さらに、股関節の角度の理解が無い場合はリハビリの運動も的を外れたものになるケースが大変多いのも事実です。

リハビリされている方で、左右同様の運動はされていませんか?

拮抗している筋肉の両方を鍛えてはいませんか?

せっかく手術したのに生活がしづらくなったりはしていませんか?

せっかくご本人が一生懸命運動をされても、QOLが低下していませんか?

その方の股関節に内に捻じれれるクセが有るのなら、その内に捻じる筋肉を緩め、そのうち捻じれに拮抗する筋肉を鍛えていく事が股関節角度を安定することになりますが、内に捻じれる筋肉も一律に鍛えてしまったり、内に捻じれることにより引っ張られた結果にのみアプローチをするなど、ますますバランスを崩す運動を指導されているケースもあるように見受けられます。
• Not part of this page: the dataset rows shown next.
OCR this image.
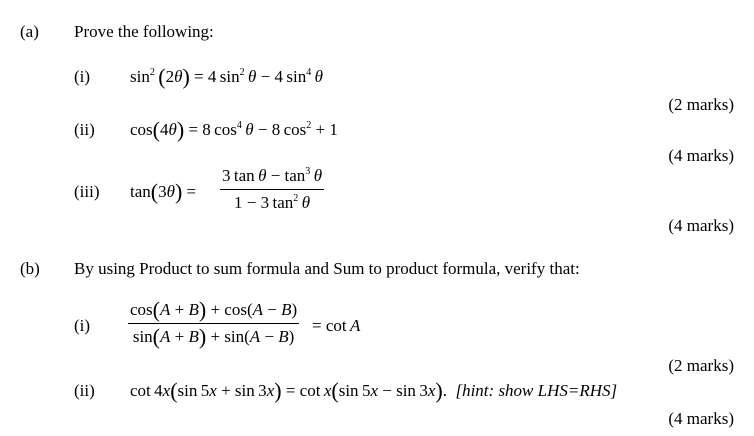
(a) Prove the following:
(i) $\sin^2 (2\theta) = 4$ $\sin^2 \theta - 4$ $\sin^4 \theta$
(2 marks)
(ii) cos(4θ) = 8 $\cos^4 \theta - 8$ $\cos^2 + 1$
(4 marks)
(iii) tan(3θ) =
3 $\tan \theta - \tan^3 \theta$
1 − 3 $\tan^2 \theta$
(4 marks)
(b) By using Product to sum formula and Sum to product formula, verify that:
(i)
cos(A + B) + cos(A − B)
sin(A + B) + sin(A − B)
= cot A
(2 marks)
(ii) cot 4x(sin 5x + sin 3x) = cot x(sin 5x − sin 3x).  [hint: show LHS=RHS]
(4 marks)
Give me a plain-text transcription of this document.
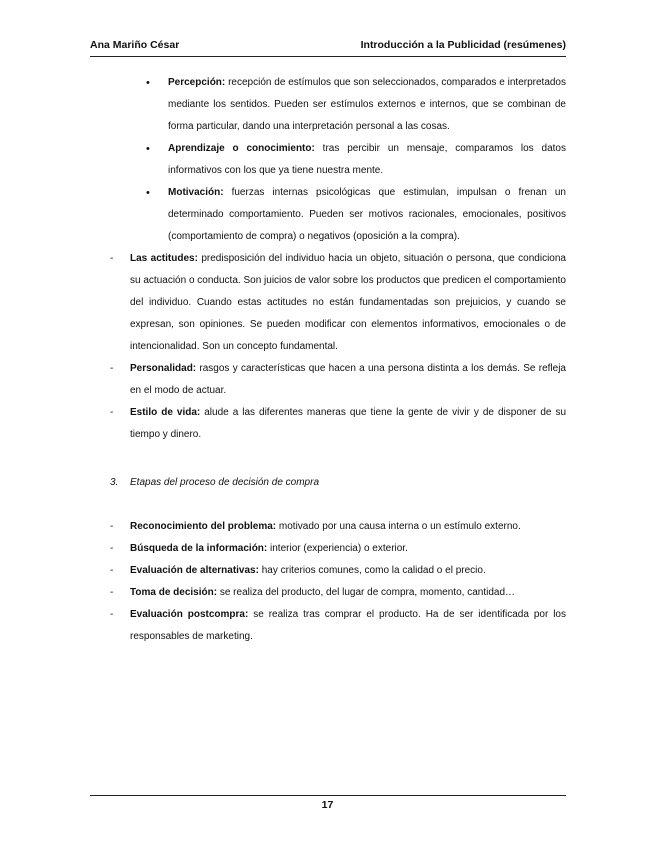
Ana Mariño César	Introducción a la Publicidad (resúmenes)
• Percepción: recepción de estímulos que son seleccionados, comparados e interpretados mediante los sentidos. Pueden ser estímulos externos e internos, que se combinan de forma particular, dando una interpretación personal a las cosas.
• Aprendizaje o conocimiento: tras percibir un mensaje, comparamos los datos informativos con los que ya tiene nuestra mente.
• Motivación: fuerzas internas psicológicas que estimulan, impulsan o frenan un determinado comportamiento. Pueden ser motivos racionales, emocionales, positivos (comportamiento de compra) o negativos (oposición a la compra).
- Las actitudes: predisposición del individuo hacia un objeto, situación o persona, que condiciona su actuación o conducta. Son juicios de valor sobre los productos que predicen el comportamiento del individuo. Cuando estas actitudes no están fundamentadas son prejuicios, y cuando se expresan, son opiniones. Se pueden modificar con elementos informativos, emocionales o de intencionalidad. Son un concepto fundamental.
- Personalidad: rasgos y características que hacen a una persona distinta a los demás. Se refleja en el modo de actuar.
- Estilo de vida: alude a las diferentes maneras que tiene la gente de vivir y de disponer de su tiempo y dinero.
3. Etapas del proceso de decisión de compra
- Reconocimiento del problema: motivado por una causa interna o un estímulo externo.
- Búsqueda de la información: interior (experiencia) o exterior.
- Evaluación de alternativas: hay criterios comunes, como la calidad o el precio.
- Toma de decisión: se realiza del producto, del lugar de compra, momento, cantidad…
- Evaluación postcompra: se realiza tras comprar el producto. Ha de ser identificada por los responsables de marketing.
17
股関節疾患の方だけではなく、多くの患者さんに「~さん、手の付き方が違いますよ~」とアドバイスをすると「何で、こんな風に手をついてしまうんでしょう?」と言われることがあります。
それは全てご自分の筋肉のクセなのです。
無意識の行動はすべて筋肉のクセなりに動いているのです。

ですから、まずは筋肉、骨格的に正しい無理のない動作とはこうだ、と身体に覚えこませ、筋肉の状態を変えていくために意識的な動作が必要になります。
そして、意識を使わなくても正しく身体が使えるように、体操で肉体改造をして、気をつけなくても正しく身体が使えている、と言う状態を目指すのです。

ですから、股関節疾患、及びそのリハビリに取り組まれている方は、まずご自分の股関節のクセを知り、その修正方法を学んでいただきたいと思います。